Get over it people. You have not had privacy during most of your lifetime. Tracking back to the beginning of credit – as early as the mid-1800s – we began sacrificing our privacy for purchasing power. By the mid-20th century, the plastic credit card entered our universe and we gave up ever more information. Credit cards have always tracked your purchases and targeted marketing accordingly. You’ve had a credit report since the moment you were issued a Social Security card which is currently when you are born.
The government has tracked your income, your every job and home location since the inception of taxes.
As we moved into the social media era, we take pride in “sharing” our information with the world. Some of you go to extremes with privacy settings but most people can be located in seconds on a search engine and much can be learned about you – of your own doing.
And then, we scream because the government might be reading your emails or listening to your phone calls. I find the irony of this whole outcry extremely humorous. While the government shouldn’t be “spying” on you, the bulk of most emails, texts and phone calls are so inane that I pity those who have to track them. Additionally, the data they are tracking is so voluminous that they have tracking software to help ferret out the most important trails of conversation.
Don’t get me wrong. I can only imagine my own “file” in the NSA or other government entities. As a Professor, I research everything from global topics to pornography. I assess the role of women in many countries to how they are treated in the entertainment industry. That should certainly garner someone’s attention.
In my professional life, I work with clients from all over the world. Our firm’s clients are located in multiple countries and even our North American based clients have offices and operations in numerous locations around the globe.

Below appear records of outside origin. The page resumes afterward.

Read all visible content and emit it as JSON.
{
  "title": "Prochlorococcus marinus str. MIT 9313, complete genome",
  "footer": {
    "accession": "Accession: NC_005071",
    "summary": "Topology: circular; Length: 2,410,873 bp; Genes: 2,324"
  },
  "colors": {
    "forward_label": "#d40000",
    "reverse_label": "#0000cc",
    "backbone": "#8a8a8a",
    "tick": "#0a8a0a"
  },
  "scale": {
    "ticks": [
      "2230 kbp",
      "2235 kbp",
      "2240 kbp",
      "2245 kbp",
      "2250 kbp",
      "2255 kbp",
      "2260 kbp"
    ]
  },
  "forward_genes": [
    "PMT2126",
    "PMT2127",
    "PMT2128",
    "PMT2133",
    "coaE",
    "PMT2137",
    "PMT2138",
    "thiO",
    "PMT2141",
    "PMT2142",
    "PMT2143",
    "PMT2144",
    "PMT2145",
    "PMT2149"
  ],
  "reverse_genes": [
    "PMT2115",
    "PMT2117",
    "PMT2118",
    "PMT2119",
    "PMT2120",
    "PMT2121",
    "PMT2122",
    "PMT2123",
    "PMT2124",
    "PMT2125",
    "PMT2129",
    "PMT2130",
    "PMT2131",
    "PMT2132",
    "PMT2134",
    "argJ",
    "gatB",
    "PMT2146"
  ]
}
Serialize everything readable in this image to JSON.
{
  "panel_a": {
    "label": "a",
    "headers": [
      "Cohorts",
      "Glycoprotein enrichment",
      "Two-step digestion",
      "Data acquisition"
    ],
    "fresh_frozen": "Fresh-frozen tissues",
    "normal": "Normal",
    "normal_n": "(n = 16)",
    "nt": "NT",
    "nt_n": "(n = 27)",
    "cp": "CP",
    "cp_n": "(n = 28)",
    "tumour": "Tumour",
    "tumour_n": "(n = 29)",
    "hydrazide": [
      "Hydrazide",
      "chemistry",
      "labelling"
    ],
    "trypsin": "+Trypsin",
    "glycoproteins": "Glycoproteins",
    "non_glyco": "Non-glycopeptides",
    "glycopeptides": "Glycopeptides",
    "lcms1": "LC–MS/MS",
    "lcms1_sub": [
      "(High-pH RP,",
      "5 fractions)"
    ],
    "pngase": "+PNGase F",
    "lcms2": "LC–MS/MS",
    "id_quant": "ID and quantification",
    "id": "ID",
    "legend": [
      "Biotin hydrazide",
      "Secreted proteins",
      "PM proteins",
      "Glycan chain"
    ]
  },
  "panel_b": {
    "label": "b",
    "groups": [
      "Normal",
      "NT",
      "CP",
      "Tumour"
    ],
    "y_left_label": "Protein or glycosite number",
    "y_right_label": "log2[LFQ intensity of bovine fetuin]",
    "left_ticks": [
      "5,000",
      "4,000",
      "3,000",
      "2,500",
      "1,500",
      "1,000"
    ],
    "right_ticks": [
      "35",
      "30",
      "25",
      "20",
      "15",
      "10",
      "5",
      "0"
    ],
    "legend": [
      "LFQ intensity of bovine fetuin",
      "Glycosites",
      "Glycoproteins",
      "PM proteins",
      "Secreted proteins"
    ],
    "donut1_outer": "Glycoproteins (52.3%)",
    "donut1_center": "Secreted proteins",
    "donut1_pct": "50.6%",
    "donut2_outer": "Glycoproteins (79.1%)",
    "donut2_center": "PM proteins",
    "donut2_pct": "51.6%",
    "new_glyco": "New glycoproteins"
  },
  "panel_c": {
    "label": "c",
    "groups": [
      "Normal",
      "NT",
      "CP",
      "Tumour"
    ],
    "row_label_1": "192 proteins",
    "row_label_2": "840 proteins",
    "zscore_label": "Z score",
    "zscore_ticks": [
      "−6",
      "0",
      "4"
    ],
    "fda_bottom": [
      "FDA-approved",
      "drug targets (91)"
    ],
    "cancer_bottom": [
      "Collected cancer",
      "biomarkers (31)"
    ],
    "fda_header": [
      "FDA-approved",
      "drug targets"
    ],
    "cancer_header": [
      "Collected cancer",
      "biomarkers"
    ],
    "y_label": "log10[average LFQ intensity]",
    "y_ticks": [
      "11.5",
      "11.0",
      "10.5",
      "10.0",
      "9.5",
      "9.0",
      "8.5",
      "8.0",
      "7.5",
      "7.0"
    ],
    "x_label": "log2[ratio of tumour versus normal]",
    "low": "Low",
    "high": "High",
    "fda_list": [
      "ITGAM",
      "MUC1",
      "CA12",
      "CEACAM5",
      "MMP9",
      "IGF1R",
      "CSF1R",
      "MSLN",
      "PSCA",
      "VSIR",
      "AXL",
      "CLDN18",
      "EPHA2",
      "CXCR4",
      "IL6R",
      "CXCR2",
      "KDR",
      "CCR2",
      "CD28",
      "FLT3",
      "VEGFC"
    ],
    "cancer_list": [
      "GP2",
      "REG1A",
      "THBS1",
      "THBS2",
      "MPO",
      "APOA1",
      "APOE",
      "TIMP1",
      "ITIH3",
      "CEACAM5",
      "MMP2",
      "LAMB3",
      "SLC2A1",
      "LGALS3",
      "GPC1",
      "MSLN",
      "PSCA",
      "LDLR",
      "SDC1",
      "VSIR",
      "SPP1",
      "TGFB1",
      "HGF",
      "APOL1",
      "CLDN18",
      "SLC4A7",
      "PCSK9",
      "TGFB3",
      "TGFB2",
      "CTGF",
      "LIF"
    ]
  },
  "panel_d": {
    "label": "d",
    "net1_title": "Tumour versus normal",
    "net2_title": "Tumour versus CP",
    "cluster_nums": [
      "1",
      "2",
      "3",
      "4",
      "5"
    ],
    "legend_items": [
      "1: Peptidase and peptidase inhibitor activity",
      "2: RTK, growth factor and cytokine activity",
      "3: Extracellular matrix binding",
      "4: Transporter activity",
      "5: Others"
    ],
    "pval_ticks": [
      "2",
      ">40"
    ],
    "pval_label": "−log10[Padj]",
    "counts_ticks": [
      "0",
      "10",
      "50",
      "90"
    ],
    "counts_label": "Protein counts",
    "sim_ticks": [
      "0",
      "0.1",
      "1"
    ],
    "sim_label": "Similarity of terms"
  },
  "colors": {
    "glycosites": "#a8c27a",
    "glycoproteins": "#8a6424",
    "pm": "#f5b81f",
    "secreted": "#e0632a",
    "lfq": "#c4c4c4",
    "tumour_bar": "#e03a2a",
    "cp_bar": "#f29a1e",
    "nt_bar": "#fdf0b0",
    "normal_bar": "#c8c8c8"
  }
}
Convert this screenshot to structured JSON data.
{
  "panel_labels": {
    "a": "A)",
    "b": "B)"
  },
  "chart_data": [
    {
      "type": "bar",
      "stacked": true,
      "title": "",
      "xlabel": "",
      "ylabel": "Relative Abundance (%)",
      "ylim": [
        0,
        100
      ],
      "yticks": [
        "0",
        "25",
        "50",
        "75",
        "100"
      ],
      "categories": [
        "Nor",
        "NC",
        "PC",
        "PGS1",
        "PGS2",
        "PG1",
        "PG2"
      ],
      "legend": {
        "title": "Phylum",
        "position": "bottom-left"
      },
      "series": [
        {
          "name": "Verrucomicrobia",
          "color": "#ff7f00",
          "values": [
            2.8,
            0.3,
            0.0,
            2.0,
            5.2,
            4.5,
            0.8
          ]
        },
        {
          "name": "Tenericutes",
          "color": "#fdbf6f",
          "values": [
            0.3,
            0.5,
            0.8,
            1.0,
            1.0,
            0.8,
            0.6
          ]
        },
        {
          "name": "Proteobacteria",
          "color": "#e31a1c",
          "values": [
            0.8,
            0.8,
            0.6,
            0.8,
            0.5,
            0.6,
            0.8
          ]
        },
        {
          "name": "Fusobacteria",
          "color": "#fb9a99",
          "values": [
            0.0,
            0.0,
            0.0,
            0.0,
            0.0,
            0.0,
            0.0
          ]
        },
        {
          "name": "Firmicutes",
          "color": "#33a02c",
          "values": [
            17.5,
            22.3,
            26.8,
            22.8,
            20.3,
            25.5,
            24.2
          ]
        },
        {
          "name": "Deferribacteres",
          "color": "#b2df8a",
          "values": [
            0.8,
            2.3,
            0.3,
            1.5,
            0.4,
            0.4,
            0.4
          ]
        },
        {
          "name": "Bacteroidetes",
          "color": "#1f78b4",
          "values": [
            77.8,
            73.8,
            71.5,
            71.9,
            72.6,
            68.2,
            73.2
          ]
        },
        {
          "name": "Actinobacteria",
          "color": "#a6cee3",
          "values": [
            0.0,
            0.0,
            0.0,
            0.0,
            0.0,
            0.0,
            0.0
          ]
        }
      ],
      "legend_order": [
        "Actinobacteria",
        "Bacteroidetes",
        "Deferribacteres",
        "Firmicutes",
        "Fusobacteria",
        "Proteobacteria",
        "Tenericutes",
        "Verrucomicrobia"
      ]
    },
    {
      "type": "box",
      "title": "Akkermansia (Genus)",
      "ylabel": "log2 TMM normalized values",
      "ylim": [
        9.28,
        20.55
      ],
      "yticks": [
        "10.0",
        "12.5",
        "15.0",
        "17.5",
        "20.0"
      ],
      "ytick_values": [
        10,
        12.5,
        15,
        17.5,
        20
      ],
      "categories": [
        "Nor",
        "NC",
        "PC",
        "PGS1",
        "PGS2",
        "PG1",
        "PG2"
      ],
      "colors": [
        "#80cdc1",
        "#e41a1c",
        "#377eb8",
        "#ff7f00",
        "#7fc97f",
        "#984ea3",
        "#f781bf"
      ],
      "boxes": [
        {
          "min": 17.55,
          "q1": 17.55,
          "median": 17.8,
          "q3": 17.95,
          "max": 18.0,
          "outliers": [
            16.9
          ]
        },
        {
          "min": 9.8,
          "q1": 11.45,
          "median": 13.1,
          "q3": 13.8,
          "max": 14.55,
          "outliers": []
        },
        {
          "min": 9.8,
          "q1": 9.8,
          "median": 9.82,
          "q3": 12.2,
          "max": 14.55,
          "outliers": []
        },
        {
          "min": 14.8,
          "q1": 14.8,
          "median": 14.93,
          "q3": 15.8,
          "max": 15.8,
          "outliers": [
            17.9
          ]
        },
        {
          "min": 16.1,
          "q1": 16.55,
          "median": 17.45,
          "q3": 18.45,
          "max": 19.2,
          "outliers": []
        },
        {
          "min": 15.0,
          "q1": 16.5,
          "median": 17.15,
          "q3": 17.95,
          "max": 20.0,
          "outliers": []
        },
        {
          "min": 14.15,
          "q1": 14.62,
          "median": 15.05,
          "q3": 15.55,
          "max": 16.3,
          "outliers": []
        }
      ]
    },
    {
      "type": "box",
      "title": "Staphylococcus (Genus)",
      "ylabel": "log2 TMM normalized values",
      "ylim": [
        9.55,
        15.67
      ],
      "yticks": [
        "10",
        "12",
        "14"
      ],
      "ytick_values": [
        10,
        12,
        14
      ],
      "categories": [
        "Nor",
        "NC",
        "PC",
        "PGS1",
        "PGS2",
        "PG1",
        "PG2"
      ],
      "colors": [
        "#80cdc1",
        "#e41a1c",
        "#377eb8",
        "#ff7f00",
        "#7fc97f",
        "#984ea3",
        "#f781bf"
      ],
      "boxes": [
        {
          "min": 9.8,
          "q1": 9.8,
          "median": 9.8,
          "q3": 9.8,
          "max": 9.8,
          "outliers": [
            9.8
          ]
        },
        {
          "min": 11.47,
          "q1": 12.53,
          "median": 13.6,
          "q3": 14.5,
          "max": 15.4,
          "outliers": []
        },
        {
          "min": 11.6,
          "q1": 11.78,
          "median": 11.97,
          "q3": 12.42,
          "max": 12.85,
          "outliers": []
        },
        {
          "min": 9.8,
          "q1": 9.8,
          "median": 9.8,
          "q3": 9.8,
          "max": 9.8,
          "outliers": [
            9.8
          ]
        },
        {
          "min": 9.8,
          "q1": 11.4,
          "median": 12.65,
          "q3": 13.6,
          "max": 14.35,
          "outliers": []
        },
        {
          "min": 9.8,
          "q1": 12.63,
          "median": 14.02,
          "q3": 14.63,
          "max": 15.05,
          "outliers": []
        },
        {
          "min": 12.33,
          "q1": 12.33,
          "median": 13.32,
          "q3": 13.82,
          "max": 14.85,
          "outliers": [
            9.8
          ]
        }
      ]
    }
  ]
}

To top off all of that, my son has had some interesting countries for research projects the last couple of years – the currently volatile Mali and Yemen. That should have raised some eyebrows, particularly when he and I became obsessed with the sport of camel jumping…..
Surely, through all of this, the government has taken some interest in my patterns of behavior. But really, I don’t mind. I’m not doing anything wrong. If they want to watch what I’m doing, I hope it provides some form of entertainment to someone who thinks this person is “weird”.
The bottom line is that we have gradually and willingly given up our privacy over the years. People have been decrying “big brother” for decades. Unless you are doing something wrong, you really have nothing to worry about!